Bu zamanda zındıka dalaleti, İslâmiyete karşı muharebe­sinde, nefs-i emmarenin planıyla, Şeytan kumandasına verilen fırkalardan en dehşetlisi; yarım çıplak hanımlardır ki, açık ba­cağıyla dehşetli bıçaklarla ehl-i imana taarruz edip saldırıyorlar.» (Gençlik Rehberi sh:23)

Yine Bediüzzaman Hazretleri diyor:

«Fitne-i âhirzamanın mahiyeti bana göründü ki; o fitnenin en dehşetlisi ve cazibedan, kadınların yüzsüz yüzünden çıkıyor.» (Gençlik Rehberi sh:16)

Demek tesettür mes’elesinin füruat olması şöyle dursun, ahkâm-ı kat’iye-i Kur’aniye arasında hayatî bir ehemmiyeti haizdir. Bu sebebledir ki:

«O fitneyi ateşlendiren ve talim eden irtidatkâr bir şahs-ı manevî» (Gençlik Rehberi sh:17) cereyanı, açık-saçıklığı, terk edilmez ve ettirilmez bir ifsad prensibi olarak esas alır ve din ve vicdan hürriyetlerini açıkça çiğnemek ba­hasına olarak o yolda yürür ve bütün imkânlarını kullanır.

Risale-i Nur’un mezkûr beyanı ve irşadıyla anlıyoruz ki, nass-ı âyetle farz olan tesettürün terki, haram olmakla beraber, âhirzaman fitnesine ve dolayı­sıyla âlem-i İslâm’ın mahvına vesile oluşu gibi verdiği vahim neticesi itibariyle kazandığı haramiyet vasfı, tarif edilemez derecededir.

Bu gibi sebebler iledir ki Bediüzzaman Hazretleri günah ve bilhassa açık-saçıklıkla işlenen haramlardan kaçmak demek olan takvayı esas alır ve der ki:

«Bugünlerde Kur’an-ı Hakîm’in nazarında imandan sonra en ziyade esas tutulan takva ve amel-i sâlih esaslarını düşündüm.
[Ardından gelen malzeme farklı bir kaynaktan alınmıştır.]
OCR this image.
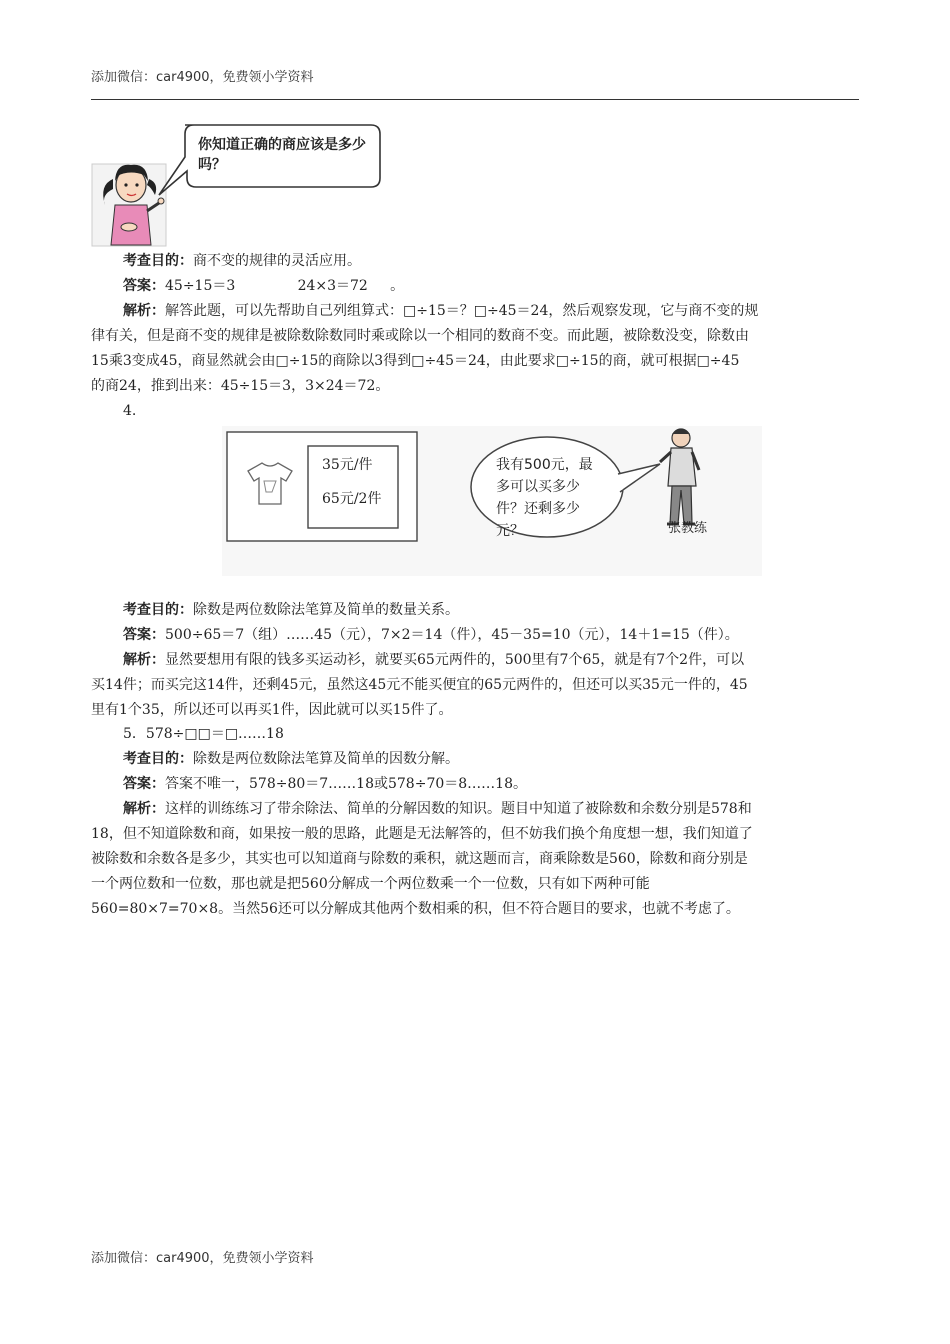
添加微信：car4900，免费领小学资料
你知道正确的商应该是多少吗？
考查目的：商不变的规律的灵活应用。
答案：45÷15＝3              24×3＝72     。
解析：解答此题，可以先帮助自己列组算式：□÷15＝？□÷45＝24，然后观察发现，它与商不变的规
律有关，但是商不变的规律是被除数除数同时乘或除以一个相同的数商不变。而此题，被除数没变，除数由
15乘3变成45，商显然就会由□÷15的商除以3得到□÷45＝24，由此要求□÷15的商，就可根据□÷45
的商24，推到出来：45÷15＝3，3×24＝72。
4.
35元/件
65元/2件
我有500元，最多可以买多少件？还剩多少元？	张教练
考查目的：除数是两位数除法笔算及简单的数量关系。
答案：500÷65＝7（组）……45（元），7×2＝14（件），45－35=10（元），14＋1=15（件）。
解析：显然要想用有限的钱多买运动衫，就要买65元两件的，500里有7个65，就是有7个2件，可以
买14件；而买完这14件，还剩45元，虽然这45元不能买便宜的65元两件的，但还可以买35元一件的，45
里有1个35，所以还可以再买1件，因此就可以买15件了。
5．578÷□□＝□……18
考查目的：除数是两位数除法笔算及简单的因数分解。
答案：答案不唯一，578÷80＝7……18或578÷70＝8……18。
解析：这样的训练练习了带余除法、简单的分解因数的知识。题目中知道了被除数和余数分别是578和
18，但不知道除数和商，如果按一般的思路，此题是无法解答的，但不妨我们换个角度想一想，我们知道了
被除数和余数各是多少，其实也可以知道商与除数的乘积，就这题而言，商乘除数是560，除数和商分别是
一个两位数和一位数，那也就是把560分解成一个两位数乘一个一位数，只有如下两种可能
560=80×7=70×8。当然56还可以分解成其他两个数相乘的积，但不符合题目的要求，也就不考虑了。
添加微信：car4900，免费领小学资料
Takva, menhiyattan ve günahlardan içtinab etmek; ve amel-i sâ­lih, emir dairesinde hareket ve hayrat kazanmaktır. Her zaman def-i şer, celb-i nef a racih olmakla beraber; bu tahribat ve sefahet ve cazibedar hevesat zamanında bu takva olan def-i mefasid ve terk-i kebair üss-ül esas olup, büyük bir rüchaniyet kesbetmiş.

Risale-i Nur şakirdlerinin bu zamanda en mühim vazifeleri, tahribata ve günahlara karşı takvayı esas tutup davranmak ge­rektir.» (Kastamonu Lahikası sh:148)

Netice olarak deriz ki: Şeair hükmüne geçmiş olan tesettürün fitneyi önle­yici önemini anlatmak, bir hocanın asıl vazifesidir.

2. “Atatürk idarî ve askerî bir dahiydi. Zaman Gazetesi’nde Atatürk’ün fotoğrafının silindiğini görünce hemen telefon ettim ve “Bu bir rezalettir” dedim. Bu işi yapanı işten çıkardılar. (Hürriyet)

Atatürk’ü medih makamındaki bu ifadelerinde samimi ise, Allah korusun. Yok, takiyye yapıyorsa, bunu masonların yutması mümkün değil.

Ne garib bir anlayış ki matbuatta çıkan bazı yazılarda, malum ifsad cere­yanı ve mensublarının övülmesi ve onlara dostluk gösterilmesini meşru gös­termek için mevhum hikmetler anlatılırken, firavun ve Ebucehil gibi kimselere güya yapılmış olan yumuşak davranışlar örnek gösterilir. Yani bizim davranış ve tutumumuz da o cinstendir demek istenir.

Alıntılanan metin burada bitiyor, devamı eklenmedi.